The collections in the house were, to me, mostly a bit pointless and decrepit. The cutting-edge comfort of the house looked like bits of a torture apparatus. And please explain: why would sentient human beings find it so amusing to look at real frogs turned into rapier-wielding fencers by a clever taxidermist? No image, j’en peux plus.

 

 

I think we get more of the truth of the state of things in obscure art museums, because that is the fate of the more embarrassing paintings. People in the 1880s and 90s were repressing (barely) a real sense of horror, and indeed, look what happened. The French were simply more sensitive, and it is more palpable. We are in an equivalent situation. Funny he chose to build his dream home in the middle of the ruins of a medieval fortress. Death and its cycles appeared to weigh on their minds, in the midst of such opulence. 

 

 

 

 

 

 

I now understand better the visceral hatred for their history that many contemporary French feel. The unabated, fiercely obsessive “curiosity” that undergirded such financial wealth in the Gilded Age was, and is, so vaunted. But it is a violation of sorts.  The sight of people being swept up by excess and making tragic, horrible mistakes applies as a word of caution to us in the New World too.

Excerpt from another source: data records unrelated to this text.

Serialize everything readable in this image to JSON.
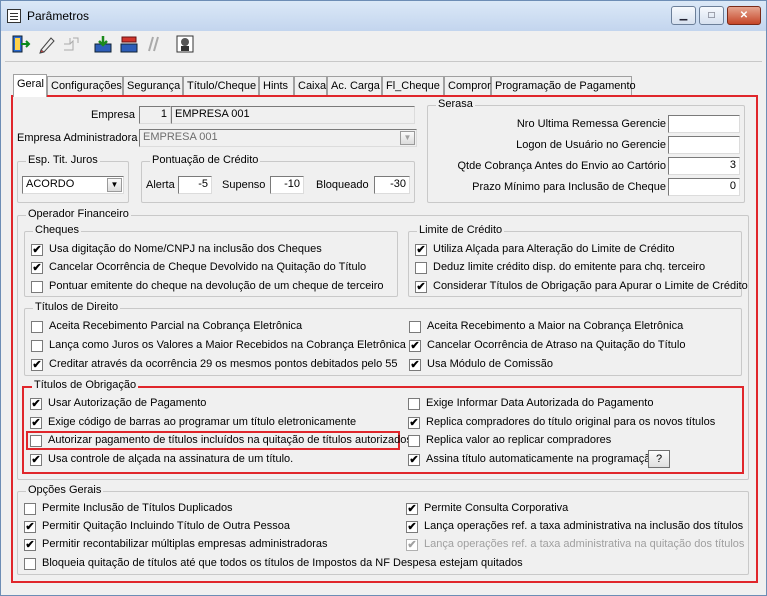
{
  "window": {
    "title": "Parâmetros",
    "minimize": "▁",
    "maximize": "□",
    "close": "✕"
  },
  "toolbar": {
    "icons": [
      "exit-icon",
      "edit-icon",
      "new-icon",
      "save-icon",
      "cancel-icon",
      "search-icon",
      "help-icon"
    ]
  },
  "tabs": [
    "Geral",
    "Configurações",
    "Segurança",
    "Título/Cheque",
    "Hints",
    "Caixa",
    "Ac. Carga",
    "Fl_Cheque",
    "Compror",
    "Programação de Pagamento"
  ],
  "active_tab": "Geral",
  "empresa": {
    "label": "Empresa",
    "code": "1",
    "name": "EMPRESA 001",
    "adm_label": "Empresa  Administradora",
    "adm_value": "EMPRESA 001"
  },
  "esp_tit_juros": {
    "title": "Esp. Tit. Juros",
    "value": "ACORDO"
  },
  "pontuacao": {
    "title": "Pontuação de Crédito",
    "alerta_label": "Alerta",
    "alerta": "-5",
    "supenso_label": "Supenso",
    "supenso": "-10",
    "bloqueado_label": "Bloqueado",
    "bloqueado": "-30"
  },
  "serasa": {
    "title": "Serasa",
    "nro_label": "Nro Ultima Remessa Gerencie",
    "nro": "",
    "logon_label": "Logon de Usuário no Gerencie",
    "logon": "",
    "qtde_label": "Qtde Cobrança  Antes do Envio ao Cartório",
    "qtde": "3",
    "prazo_label": "Prazo Mínimo para Inclusão de Cheque",
    "prazo": "0"
  },
  "operador": {
    "title": "Operador Financeiro",
    "cheques": {
      "title": "Cheques",
      "items": [
        {
          "label": "Usa digitação do Nome/CNPJ na inclusão dos Cheques",
          "checked": "✔"
        },
        {
          "label": "Cancelar Ocorrência de Cheque Devolvido na Quitação do Título",
          "checked": "✔"
        },
        {
          "label": "Pontuar emitente do cheque na devolução de um cheque de terceiro",
          "checked": ""
        }
      ]
    },
    "limite": {
      "title": "Limite de Crédito",
      "items": [
        {
          "label": "Utiliza Alçada para Alteração do Limite de Crédito",
          "checked": "✔"
        },
        {
          "label": "Deduz limite crédito disp. do emitente para chq. terceiro",
          "checked": ""
        },
        {
          "label": "Considerar Títulos de Obrigação para Apurar o Limite de Crédito",
          "checked": "✔"
        }
      ]
    },
    "direito": {
      "title": "Títulos de Direito",
      "left": [
        {
          "label": "Aceita Recebimento Parcial na Cobrança Eletrônica",
          "checked": ""
        },
        {
          "label": "Lança como Juros os Valores a Maior Recebidos na Cobrança Eletrônica",
          "checked": ""
        },
        {
          "label": "Creditar através da ocorrência 29 os mesmos pontos debitados pelo 55",
          "checked": "✔"
        }
      ],
      "right": [
        {
          "label": "Aceita Recebimento a Maior na Cobrança Eletrônica",
          "checked": ""
        },
        {
          "label": "Cancelar Ocorrência de Atraso na Quitação do Título",
          "checked": "✔"
        },
        {
          "label": "Usa Módulo de Comissão",
          "checked": "✔"
        }
      ]
    },
    "obrigacao": {
      "title": "Títulos de Obrigação",
      "left": [
        {
          "label": "Usar Autorização de Pagamento",
          "checked": "✔"
        },
        {
          "label": "Exige código de barras ao programar um título eletronicamente",
          "checked": "✔"
        },
        {
          "label": "Autorizar pagamento de títulos incluídos na quitação de títulos autorizados",
          "checked": ""
        },
        {
          "label": "Usa controle de alçada na assinatura de um título.",
          "checked": "✔"
        }
      ],
      "right": [
        {
          "label": "Exige Informar Data Autorizada do Pagamento",
          "checked": ""
        },
        {
          "label": "Replica compradores do título original para os novos títulos",
          "checked": "✔"
        },
        {
          "label": "Replica valor ao replicar compradores",
          "checked": ""
        },
        {
          "label": "Assina título automaticamente na programação.",
          "checked": "✔"
        }
      ],
      "help_button": "?"
    }
  },
  "opcoes": {
    "title": "Opções Gerais",
    "left": [
      {
        "label": "Permite Inclusão de Títulos Duplicados",
        "checked": ""
      },
      {
        "label": "Permitir Quitação Incluindo Título de Outra Pessoa",
        "checked": "✔"
      },
      {
        "label": "Permitir recontabilizar múltiplas empresas administradoras",
        "checked": "✔"
      },
      {
        "label": "Bloqueia quitação de títulos até que todos os títulos de Impostos da NF Despesa estejam quitados",
        "checked": ""
      }
    ],
    "right": [
      {
        "label": "Permite Consulta Corporativa",
        "checked": "✔"
      },
      {
        "label": "Lança operações ref. a taxa administrativa na inclusão dos títulos",
        "checked": "✔"
      },
      {
        "label": "Lança operações ref. a taxa administrativa na quitação dos títulos",
        "checked": "✔"
      }
    ]
  }
}
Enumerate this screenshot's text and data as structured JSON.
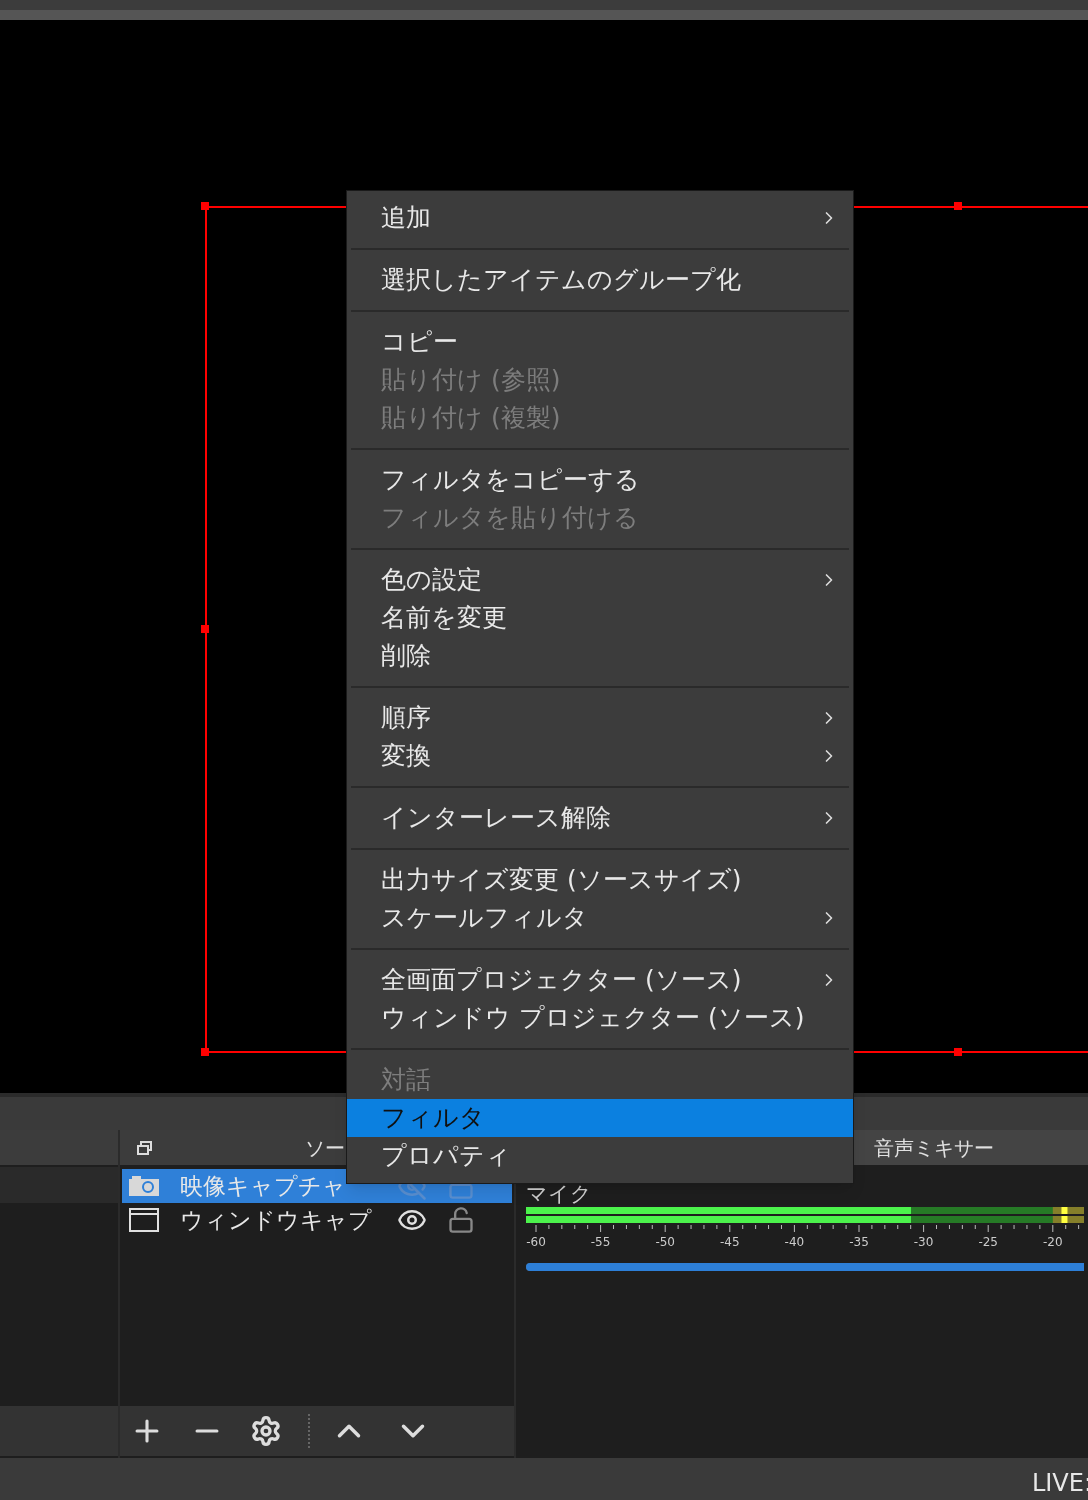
{
  "context_menu": {
    "groups": [
      {
        "items": [
          {
            "label": "追加",
            "submenu": true,
            "disabled": false,
            "selected": false
          }
        ]
      },
      {
        "items": [
          {
            "label": "選択したアイテムのグループ化",
            "submenu": false,
            "disabled": false,
            "selected": false
          }
        ]
      },
      {
        "items": [
          {
            "label": "コピー",
            "submenu": false,
            "disabled": false,
            "selected": false
          },
          {
            "label": "貼り付け (参照)",
            "submenu": false,
            "disabled": true,
            "selected": false
          },
          {
            "label": "貼り付け (複製)",
            "submenu": false,
            "disabled": true,
            "selected": false
          }
        ]
      },
      {
        "items": [
          {
            "label": "フィルタをコピーする",
            "submenu": false,
            "disabled": false,
            "selected": false
          },
          {
            "label": "フィルタを貼り付ける",
            "submenu": false,
            "disabled": true,
            "selected": false
          }
        ]
      },
      {
        "items": [
          {
            "label": "色の設定",
            "submenu": true,
            "disabled": false,
            "selected": false
          },
          {
            "label": "名前を変更",
            "submenu": false,
            "disabled": false,
            "selected": false
          },
          {
            "label": "削除",
            "submenu": false,
            "disabled": false,
            "selected": false
          }
        ]
      },
      {
        "items": [
          {
            "label": "順序",
            "submenu": true,
            "disabled": false,
            "selected": false
          },
          {
            "label": "変換",
            "submenu": true,
            "disabled": false,
            "selected": false
          }
        ]
      },
      {
        "items": [
          {
            "label": "インターレース解除",
            "submenu": true,
            "disabled": false,
            "selected": false
          }
        ]
      },
      {
        "items": [
          {
            "label": "出力サイズ変更 (ソースサイズ)",
            "submenu": false,
            "disabled": false,
            "selected": false
          },
          {
            "label": "スケールフィルタ",
            "submenu": true,
            "disabled": false,
            "selected": false
          }
        ]
      },
      {
        "items": [
          {
            "label": "全画面プロジェクター (ソース)",
            "submenu": true,
            "disabled": false,
            "selected": false
          },
          {
            "label": "ウィンドウ プロジェクター (ソース)",
            "submenu": false,
            "disabled": false,
            "selected": false
          }
        ]
      },
      {
        "items": [
          {
            "label": "対話",
            "submenu": false,
            "disabled": true,
            "selected": false
          },
          {
            "label": "フィルタ",
            "submenu": false,
            "disabled": false,
            "selected": true
          },
          {
            "label": "プロパティ",
            "submenu": false,
            "disabled": false,
            "selected": false
          }
        ]
      }
    ]
  },
  "sources_dock": {
    "title": "ソー",
    "items": [
      {
        "kind": "camera",
        "name": "映像キャプチャ",
        "selected": true,
        "visible": false,
        "locked": false
      },
      {
        "kind": "window",
        "name": "ウィンドウキャプ",
        "selected": false,
        "visible": true,
        "locked": false
      }
    ]
  },
  "audio_mixer": {
    "title": "音声ミキサー",
    "channels": [
      {
        "name": "マイク",
        "meter": {
          "level": 0.69
        },
        "peak_hold": {
          "level": 0.965
        },
        "volume": {
          "level": 1
        },
        "scale": [
          "-60",
          "-55",
          "-50",
          "-45",
          "-40",
          "-35",
          "-30",
          "-25",
          "-20"
        ]
      }
    ]
  },
  "status_bar": {
    "live": "LIVE:"
  }
}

The French just have the ability to be more depressed about it all.

 

When I got home, and it had cooled enough to open the shutters and let in the night air, the sky was black except for the most beautiful conjunction I’ve ever seen. My equipment couldn’t capture it, but I take it as a gentle and positive sign. Venus brightly sitting atop a sliver of growing moon.

 

This morning I was looking for a place to hang up my washing, and came upon another table and chairs in the back of the garden. It reminded me of a copy of an Impressionist painting given to me by an old friend who is now dead by her own hand. It has been in my bedroom at home, and is in the box to ship here when I get my own address. It symbolizes something for me, something simple yet always aspirational. I tried to capture it, and in memory of her, and others who loved me, and the beauty that accompanies the horrors of life, I’ll close with it. 

Being here has already increased my belief that Fate is real, and humans just players. Americans don’t get that. We are headed toward another disaster. Let’s sit in the shade and raise a glass and not ever forget about love.